BSB melaporkan, hingga saat ini telah cukup banyak kode SNI yang dihasilkan, khususnya produk kayu, antara lain 59 SNI mebel dan 93 SNI batang kayu dan gergajian. Lalu, 10 SNI kayu lapis, 30 SNI panel kayu, 15 SNI proses teknologi kayu, dan 13 SNI semimanufaktur kayu.
Direktur Pengolahan dan Pemasaran Hasil Hutan Direktur Jenderal Pengelolaan Hutan Produksi Lestari KLHK Rufi’ie menambahkan, sistem verifikasi legalitas kayu (SVLK) yang diatur untuk penetapan SNI berdampak pada perkembangan ekspor produk kayu. Jika nilai ekspor produk kayu pada 2013 hanya 6,1 miliar dollar AS, pada 2019 naik menjadi 11,6 miliar dollar AS.
Adapun menurut Kementerian Perindustrian, nilai ekspor industri furnitur pada 2019 sebesar 1,95 miliar dollar AS atau naik 14,6 persen dari tahun 2018. Industri furnitur termasuk dalam lima industri dengan nilai pertumbuhan terbesar pada tahun 2019, yaitu sebesar 8,35 persen.
Kendati penting, pemenuhan standardisasi oleh produsen furnitur lokal, khususnya yang berskala kecil dan menengah, dinilai banyak kurang dipahami atau sulit diikuti.

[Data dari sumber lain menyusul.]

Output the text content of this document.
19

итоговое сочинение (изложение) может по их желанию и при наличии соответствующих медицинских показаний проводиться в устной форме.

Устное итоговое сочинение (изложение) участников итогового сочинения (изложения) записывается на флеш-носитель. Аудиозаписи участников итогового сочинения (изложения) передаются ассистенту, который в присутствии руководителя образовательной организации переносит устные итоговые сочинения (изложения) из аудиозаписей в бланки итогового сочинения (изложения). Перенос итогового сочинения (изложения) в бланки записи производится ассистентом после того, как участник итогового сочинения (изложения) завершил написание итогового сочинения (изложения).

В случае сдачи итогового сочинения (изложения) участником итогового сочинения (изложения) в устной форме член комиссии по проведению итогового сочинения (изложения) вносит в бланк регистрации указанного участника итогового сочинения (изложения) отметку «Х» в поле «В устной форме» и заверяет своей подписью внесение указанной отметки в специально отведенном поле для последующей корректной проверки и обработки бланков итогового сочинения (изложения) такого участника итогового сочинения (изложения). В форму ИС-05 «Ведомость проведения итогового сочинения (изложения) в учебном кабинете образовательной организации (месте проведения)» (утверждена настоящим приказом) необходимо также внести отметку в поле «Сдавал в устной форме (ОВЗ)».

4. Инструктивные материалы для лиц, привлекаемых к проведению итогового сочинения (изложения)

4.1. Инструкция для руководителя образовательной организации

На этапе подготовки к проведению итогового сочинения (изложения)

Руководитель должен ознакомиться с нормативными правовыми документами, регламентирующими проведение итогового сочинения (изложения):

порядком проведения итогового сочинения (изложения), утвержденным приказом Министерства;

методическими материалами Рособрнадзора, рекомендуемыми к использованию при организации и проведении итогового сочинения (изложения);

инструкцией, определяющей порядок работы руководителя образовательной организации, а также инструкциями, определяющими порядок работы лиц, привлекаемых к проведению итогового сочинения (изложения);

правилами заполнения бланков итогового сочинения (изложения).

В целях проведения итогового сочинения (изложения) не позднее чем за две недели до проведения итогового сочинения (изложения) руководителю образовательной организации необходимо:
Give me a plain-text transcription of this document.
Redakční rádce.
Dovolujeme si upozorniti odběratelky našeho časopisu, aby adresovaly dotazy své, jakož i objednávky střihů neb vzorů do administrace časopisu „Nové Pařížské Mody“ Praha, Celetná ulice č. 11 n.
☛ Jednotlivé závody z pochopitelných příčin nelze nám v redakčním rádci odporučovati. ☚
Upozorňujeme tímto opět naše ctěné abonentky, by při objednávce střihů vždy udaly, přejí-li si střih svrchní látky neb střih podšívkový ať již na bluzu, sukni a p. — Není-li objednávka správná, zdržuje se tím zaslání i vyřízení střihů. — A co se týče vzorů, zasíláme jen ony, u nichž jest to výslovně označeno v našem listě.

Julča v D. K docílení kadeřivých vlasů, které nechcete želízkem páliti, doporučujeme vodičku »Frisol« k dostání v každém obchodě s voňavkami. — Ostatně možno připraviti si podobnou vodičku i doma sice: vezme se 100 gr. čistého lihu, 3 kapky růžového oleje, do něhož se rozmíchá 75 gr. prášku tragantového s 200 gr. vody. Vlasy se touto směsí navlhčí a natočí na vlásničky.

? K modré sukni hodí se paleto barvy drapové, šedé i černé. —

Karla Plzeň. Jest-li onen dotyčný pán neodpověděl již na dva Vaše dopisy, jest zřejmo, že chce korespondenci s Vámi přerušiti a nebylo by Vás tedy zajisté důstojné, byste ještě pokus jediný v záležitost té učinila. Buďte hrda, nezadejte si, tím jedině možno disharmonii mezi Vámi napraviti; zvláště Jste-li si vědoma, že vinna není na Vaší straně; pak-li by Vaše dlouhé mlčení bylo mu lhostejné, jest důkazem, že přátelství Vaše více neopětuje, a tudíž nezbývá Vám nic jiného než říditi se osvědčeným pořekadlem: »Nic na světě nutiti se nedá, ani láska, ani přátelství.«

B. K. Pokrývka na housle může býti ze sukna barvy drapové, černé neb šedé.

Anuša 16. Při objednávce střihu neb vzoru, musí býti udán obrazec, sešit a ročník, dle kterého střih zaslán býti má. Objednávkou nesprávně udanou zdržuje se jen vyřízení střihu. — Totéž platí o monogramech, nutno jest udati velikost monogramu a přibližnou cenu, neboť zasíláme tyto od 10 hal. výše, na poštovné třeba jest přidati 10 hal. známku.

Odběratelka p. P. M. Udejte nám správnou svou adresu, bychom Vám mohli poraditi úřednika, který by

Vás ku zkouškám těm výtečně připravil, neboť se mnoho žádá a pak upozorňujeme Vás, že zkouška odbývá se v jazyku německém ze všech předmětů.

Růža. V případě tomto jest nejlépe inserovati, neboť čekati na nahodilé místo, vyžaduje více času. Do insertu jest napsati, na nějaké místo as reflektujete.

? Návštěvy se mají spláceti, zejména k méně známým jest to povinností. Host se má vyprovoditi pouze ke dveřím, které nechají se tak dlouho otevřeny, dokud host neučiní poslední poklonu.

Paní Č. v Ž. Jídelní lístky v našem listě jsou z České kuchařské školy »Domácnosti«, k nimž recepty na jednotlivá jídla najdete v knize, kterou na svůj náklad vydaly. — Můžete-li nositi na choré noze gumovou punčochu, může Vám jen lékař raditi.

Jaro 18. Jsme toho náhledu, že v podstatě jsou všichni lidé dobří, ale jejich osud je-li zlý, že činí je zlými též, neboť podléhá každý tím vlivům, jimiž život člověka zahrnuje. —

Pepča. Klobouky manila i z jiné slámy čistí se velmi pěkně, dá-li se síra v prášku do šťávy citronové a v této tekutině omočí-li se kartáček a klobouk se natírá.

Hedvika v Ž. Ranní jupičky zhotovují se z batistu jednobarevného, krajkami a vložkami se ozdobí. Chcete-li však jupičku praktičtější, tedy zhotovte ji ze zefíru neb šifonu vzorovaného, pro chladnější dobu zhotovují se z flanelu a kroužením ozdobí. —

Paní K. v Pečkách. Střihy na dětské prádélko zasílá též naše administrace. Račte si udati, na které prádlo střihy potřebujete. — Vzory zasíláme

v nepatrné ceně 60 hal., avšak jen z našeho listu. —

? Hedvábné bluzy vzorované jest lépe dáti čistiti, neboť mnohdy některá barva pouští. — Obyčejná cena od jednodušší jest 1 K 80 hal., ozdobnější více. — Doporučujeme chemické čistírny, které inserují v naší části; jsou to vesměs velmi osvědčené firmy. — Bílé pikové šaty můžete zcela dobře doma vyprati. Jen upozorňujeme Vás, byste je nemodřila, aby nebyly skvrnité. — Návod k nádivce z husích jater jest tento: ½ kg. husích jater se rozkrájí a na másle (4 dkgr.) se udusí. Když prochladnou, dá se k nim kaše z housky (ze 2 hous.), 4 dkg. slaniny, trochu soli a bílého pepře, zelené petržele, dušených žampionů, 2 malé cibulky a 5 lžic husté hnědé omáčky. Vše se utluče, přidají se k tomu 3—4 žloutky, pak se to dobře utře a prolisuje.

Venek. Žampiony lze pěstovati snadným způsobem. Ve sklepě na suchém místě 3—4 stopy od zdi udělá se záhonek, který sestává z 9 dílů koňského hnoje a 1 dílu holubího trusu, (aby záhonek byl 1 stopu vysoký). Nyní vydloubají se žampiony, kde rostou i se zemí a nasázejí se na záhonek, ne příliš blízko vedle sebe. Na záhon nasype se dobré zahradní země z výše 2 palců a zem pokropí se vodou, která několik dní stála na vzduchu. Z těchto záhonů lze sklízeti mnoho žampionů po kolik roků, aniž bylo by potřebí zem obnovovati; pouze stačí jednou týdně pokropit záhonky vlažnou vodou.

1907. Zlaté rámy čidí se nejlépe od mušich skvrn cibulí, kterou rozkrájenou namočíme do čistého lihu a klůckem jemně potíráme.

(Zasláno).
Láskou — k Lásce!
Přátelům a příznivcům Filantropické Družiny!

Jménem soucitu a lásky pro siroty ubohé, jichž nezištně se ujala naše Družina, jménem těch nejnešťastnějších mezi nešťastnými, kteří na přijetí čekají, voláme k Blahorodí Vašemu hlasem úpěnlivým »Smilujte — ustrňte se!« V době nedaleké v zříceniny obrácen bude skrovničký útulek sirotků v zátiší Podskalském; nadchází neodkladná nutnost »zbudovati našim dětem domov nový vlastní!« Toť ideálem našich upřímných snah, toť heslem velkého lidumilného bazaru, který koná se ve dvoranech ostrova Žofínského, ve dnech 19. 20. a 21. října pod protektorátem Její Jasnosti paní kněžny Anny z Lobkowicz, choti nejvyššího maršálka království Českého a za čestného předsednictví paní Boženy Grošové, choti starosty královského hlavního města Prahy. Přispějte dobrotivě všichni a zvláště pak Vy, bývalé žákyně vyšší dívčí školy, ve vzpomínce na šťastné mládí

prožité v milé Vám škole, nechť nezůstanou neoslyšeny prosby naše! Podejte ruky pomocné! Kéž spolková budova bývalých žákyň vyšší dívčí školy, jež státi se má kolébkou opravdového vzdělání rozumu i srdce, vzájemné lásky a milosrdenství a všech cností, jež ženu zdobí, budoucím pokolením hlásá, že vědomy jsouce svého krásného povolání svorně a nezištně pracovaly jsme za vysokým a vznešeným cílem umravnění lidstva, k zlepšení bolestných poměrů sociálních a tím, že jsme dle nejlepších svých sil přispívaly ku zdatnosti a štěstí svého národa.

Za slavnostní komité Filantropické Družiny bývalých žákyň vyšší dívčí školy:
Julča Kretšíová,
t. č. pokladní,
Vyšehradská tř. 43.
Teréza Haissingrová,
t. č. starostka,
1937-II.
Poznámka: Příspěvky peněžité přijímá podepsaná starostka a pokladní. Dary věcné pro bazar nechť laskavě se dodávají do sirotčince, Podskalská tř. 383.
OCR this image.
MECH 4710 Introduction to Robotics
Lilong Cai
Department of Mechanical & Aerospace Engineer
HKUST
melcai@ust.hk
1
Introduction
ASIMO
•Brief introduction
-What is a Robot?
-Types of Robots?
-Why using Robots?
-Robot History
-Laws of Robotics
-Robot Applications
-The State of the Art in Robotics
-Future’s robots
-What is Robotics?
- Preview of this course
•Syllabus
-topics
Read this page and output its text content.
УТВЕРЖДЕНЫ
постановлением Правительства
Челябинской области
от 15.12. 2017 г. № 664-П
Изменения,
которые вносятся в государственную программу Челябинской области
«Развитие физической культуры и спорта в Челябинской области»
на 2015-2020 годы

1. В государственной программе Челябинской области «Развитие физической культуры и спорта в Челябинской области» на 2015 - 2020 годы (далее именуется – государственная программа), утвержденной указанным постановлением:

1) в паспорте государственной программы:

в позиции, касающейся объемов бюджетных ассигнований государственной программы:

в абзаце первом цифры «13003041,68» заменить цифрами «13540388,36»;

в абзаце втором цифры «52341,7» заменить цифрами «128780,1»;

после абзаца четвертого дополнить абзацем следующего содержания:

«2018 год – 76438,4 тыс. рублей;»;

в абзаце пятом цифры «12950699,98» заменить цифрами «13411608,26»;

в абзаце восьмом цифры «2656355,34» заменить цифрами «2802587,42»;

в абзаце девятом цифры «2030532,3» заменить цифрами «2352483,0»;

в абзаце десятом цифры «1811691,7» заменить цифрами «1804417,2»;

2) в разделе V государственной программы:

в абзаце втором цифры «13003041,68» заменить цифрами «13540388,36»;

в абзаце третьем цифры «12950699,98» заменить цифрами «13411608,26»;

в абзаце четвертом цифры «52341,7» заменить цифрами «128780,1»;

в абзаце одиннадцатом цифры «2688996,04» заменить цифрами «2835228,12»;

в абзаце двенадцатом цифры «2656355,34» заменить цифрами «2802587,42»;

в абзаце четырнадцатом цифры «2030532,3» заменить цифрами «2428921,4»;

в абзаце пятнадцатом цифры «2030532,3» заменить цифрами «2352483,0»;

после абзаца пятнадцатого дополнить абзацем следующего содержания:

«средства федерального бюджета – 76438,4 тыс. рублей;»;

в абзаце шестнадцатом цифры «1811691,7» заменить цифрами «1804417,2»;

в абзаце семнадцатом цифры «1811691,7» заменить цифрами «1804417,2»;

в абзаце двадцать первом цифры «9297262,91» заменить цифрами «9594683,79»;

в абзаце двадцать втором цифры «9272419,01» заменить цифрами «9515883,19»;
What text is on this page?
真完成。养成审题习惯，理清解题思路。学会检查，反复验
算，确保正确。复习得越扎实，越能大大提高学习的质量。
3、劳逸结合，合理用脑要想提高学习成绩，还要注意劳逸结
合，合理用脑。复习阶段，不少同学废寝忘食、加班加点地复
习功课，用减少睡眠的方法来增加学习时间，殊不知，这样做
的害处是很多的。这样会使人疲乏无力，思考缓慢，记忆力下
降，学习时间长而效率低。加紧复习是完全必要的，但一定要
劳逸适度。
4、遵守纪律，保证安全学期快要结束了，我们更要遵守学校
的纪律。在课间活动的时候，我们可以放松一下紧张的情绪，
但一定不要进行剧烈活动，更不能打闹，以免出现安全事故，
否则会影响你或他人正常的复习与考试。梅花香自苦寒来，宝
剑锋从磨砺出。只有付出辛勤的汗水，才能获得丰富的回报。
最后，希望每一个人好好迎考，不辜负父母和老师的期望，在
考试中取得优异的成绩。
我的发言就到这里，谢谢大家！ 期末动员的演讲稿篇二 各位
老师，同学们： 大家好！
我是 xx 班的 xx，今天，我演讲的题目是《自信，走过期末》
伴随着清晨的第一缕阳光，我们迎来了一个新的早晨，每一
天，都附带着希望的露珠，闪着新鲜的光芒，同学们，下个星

Hal itu dikatakan tenaga ahli Free Trade Agreement (FTA) Center, M Adi Prasetiawan, pada kesempatan sama.
”Untuk mencapai standar mutu negara tujuan ekspor, kita harus mencukupi standar nasional kita. Namun, kadang kala ini dilupakan produsen kita, terutama bagi pelaku usaha mikro kecil dan menengah (UMKM). Alasannya, antara lain, faktor teknis tenaga mereka, lalu biaya yang akan dikeluarkan,” katanya.